Conversion to Mormonism[edit]

Born in Randolph, Vermont, Thayre was a builder of bridges, dams, and mills in the Palmyra, New York area in the 1820s. Thayre was an early convert to Joseph Smith, Jr.'s Church of Christ, being baptized by Parley P. Pratt on October 10, 1830 after he heard Joseph and Hyrum Smith speak about the Book of Mormon. Shortly after Thayre's baptism, Smith received a revelation that directed Thayre and Northrop Sweet to "open ye your ears and hearken to the voice of the Lord your God, whose word is quick and powerful, sharper than a two-edged sword, to the dividing asunder of the joints and marrow, soul and spirit; and is a discerner of the thoughts and intents of the heart ".[1]

Church service[edit]

On June 6, 1831, Joseph Smith received a revelation instructing Thayre to depart on a mission to Missouri with Thomas B. Marsh.[2] In preparation for this, Thayre was ordained an elder in the church by Lyman Wight. However, due to a disagreement about property that arose among Thayre and some of the Latter Day Saints living in Thompson, Ohio, Thayre was not prepared to leave when Marsh was ready. A revelation to Smith revoked the mission call to Thayre, assigned Marsh a new companion, and instructed Thayre to "repent of his pride, and of his selfishness".[3] Later in 1832, Thayre did serve a mission to New York with Marsh.

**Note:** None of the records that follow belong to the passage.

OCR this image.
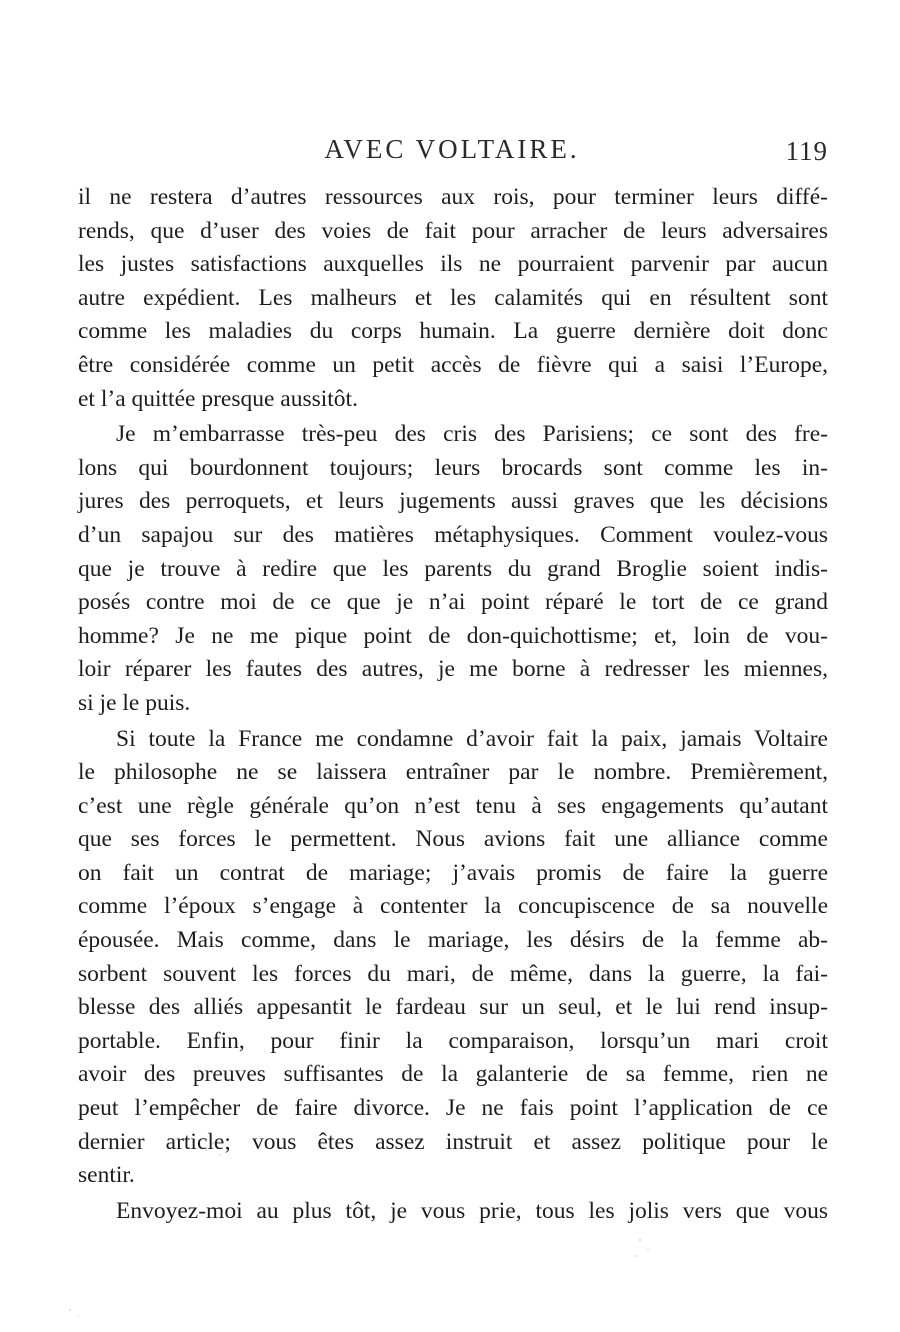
AVEC VOLTAIRE.	119
il ne restera d’autres ressources aux rois, pour terminer leurs diffé-
rends, que d’user des voies de fait pour arracher de leurs adversaires
les justes satisfactions auxquelles ils ne pourraient parvenir par aucun
autre expédient. Les malheurs et les calamités qui en résultent sont
comme les maladies du corps humain. La guerre dernière doit donc
être considérée comme un petit accès de fièvre qui a saisi l’Europe,
et l’a quittée presque aussitôt.
Je m’embarrasse très-peu des cris des Parisiens; ce sont des fre-
lons qui bourdonnent toujours; leurs brocards sont comme les in-
jures des perroquets, et leurs jugements aussi graves que les décisions
d’un sapajou sur des matières métaphysiques. Comment voulez-vous
que je trouve à redire que les parents du grand Broglie soient indis-
posés contre moi de ce que je n’ai point réparé le tort de ce grand
homme? Je ne me pique point de don-quichottisme; et, loin de vou-
loir réparer les fautes des autres, je me borne à redresser les miennes,
si je le puis.
Si toute la France me condamne d’avoir fait la paix, jamais Voltaire
le philosophe ne se laissera entraîner par le nombre. Premièrement,
c’est une règle générale qu’on n’est tenu à ses engagements qu’autant
que ses forces le permettent. Nous avions fait une alliance comme
on fait un contrat de mariage; j’avais promis de faire la guerre
comme l’époux s’engage à contenter la concupiscence de sa nouvelle
épousée. Mais comme, dans le mariage, les désirs de la femme ab-
sorbent souvent les forces du mari, de même, dans la guerre, la fai-
blesse des alliés appesantit le fardeau sur un seul, et le lui rend insup-
portable. Enfin, pour finir la comparaison, lorsqu’un mari croit
avoir des preuves suffisantes de la galanterie de sa femme, rien ne
peut l’empêcher de faire divorce. Je ne fais point l’application de ce
dernier article; vous êtes assez instruit et assez politique pour le
sentir.
Envoyez-moi au plus tôt, je vous prie, tous les jolis vers que vous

In 1834, Thayre joined Zion's Camp, a group of Latter Day Saints that traveled from Ohio to assist some members of the church in Missouri. However, on June 21, 1834, Thayre contracted cholera, which quickly spread to the many of the other Saints in Zion's Camp. However, Thayre went on to make a full recovery.

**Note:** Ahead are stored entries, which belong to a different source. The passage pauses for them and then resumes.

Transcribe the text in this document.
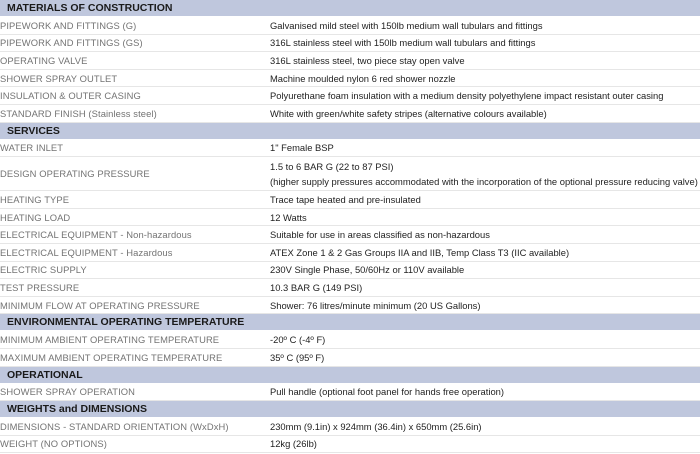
MATERIALS OF CONSTRUCTION	
PIPEWORK AND FITTINGS (G)	Galvanised mild steel with 150lb medium wall tubulars and fittings
PIPEWORK AND FITTINGS (GS)	316L stainless steel with 150lb medium wall tubulars and fittings
OPERATING VALVE	316L stainless steel, two piece stay open valve
SHOWER SPRAY OUTLET	Machine moulded nylon 6 red shower nozzle
INSULATION & OUTER CASING	Polyurethane foam insulation with a medium density polyethylene impact resistant outer casing
STANDARD FINISH (Stainless steel)	White with green/white safety stripes (alternative colours available)
SERVICES	
WATER INLET	1" Female BSP
DESIGN OPERATING PRESSURE	1.5 to 6 BAR G (22 to 87 PSI)
(higher supply pressures accommodated with the incorporation of the optional pressure reducing valve)

HEATING TYPE	Trace tape heated and pre-insulated
HEATING LOAD	12 Watts
ELECTRICAL EQUIPMENT - Non-hazardous	Suitable for use in areas classified as non-hazardous
ELECTRICAL EQUIPMENT - Hazardous	ATEX Zone 1 & 2 Gas Groups IIA and IIB, Temp Class T3 (IIC available)
ELECTRIC SUPPLY	230V Single Phase, 50/60Hz or 110V available
TEST PRESSURE	10.3 BAR G (149 PSI)
MINIMUM FLOW AT OPERATING PRESSURE	Shower: 76 litres/minute minimum (20 US Gallons)
ENVIRONMENTAL OPERATING TEMPERATURE	
MINIMUM AMBIENT OPERATING TEMPERATURE	-20º C (-4º F)
MAXIMUM AMBIENT OPERATING TEMPERATURE	35º C (95º F)
OPERATIONAL	
SHOWER SPRAY OPERATION	Pull handle (optional foot panel for hands free operation)
WEIGHTS and DIMENSIONS	
DIMENSIONS - STANDARD ORIENTATION (WxDxH)	230mm (9.1in) x 924mm (36.4in) x 650mm (25.6in)
WEIGHT (NO OPTIONS)	12kg (26lb)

On March 1, 1835, Thayre was ordained a seventy in the church. However, the very next day, Thayre's priesthood was suspended after an unspecified complaint of misbehavior filed by Oliver Granger. A disciplinary council was held, and Thayre was eventually restored to full fellowship in the church, though the time of his readmission is unknown.

In 1838, Thayre became a member of the Adam-ondi-Ahman stake high council . In 1839, he moved with the majority of Latter Day Saints to Nauvoo, Illinois.

In 1844, shortly after being made a member of the Council of Fifty, Thayre departed on a mission with Jedediah M. Grant, George A. Smith and Wilford Woodruff to campaign for Joseph Smith as President of the United States.

Death of Joseph Smith[edit]

After the death of Joseph Smith, Jr. in June 1844, Thayre was part of the minority of Latter Day Saints who refused to follow the leadership of Brigham Young and the Quorum of the Twelve. When the majority of Saints departed Nauvoo for the Salt Lake Valley, Thayer remained behind in Nauvoo. In 1849, Thayre moved to Michigan, and he became a member of the Reorganized Church of Jesus Christ of Latter Day Saints there on August 24, 1860.

Family[edit]

Thayre married Polly Wells in 1810; Wells died in 1822. Later that same year, Thayre married Relief Wales. Thayre was the father of one child by Wells and five by Wales. Thayre did not practice plural marriage.

Death and confusion[edit]

The date of Thayre's death is unknown. Some sources report that he died in 1856 in Massachusetts, but these reports conflict with RLDS Church records that report him being baptized in 1860. Genealogical confusion has also resulted because Thayre's father was also named Ezra, but unlike the junior Thayre, he usually spelled his name Thayer. Other sources report Thayre's birthplace as being Randolph, Massachusetts instead of Randolph, Vermont.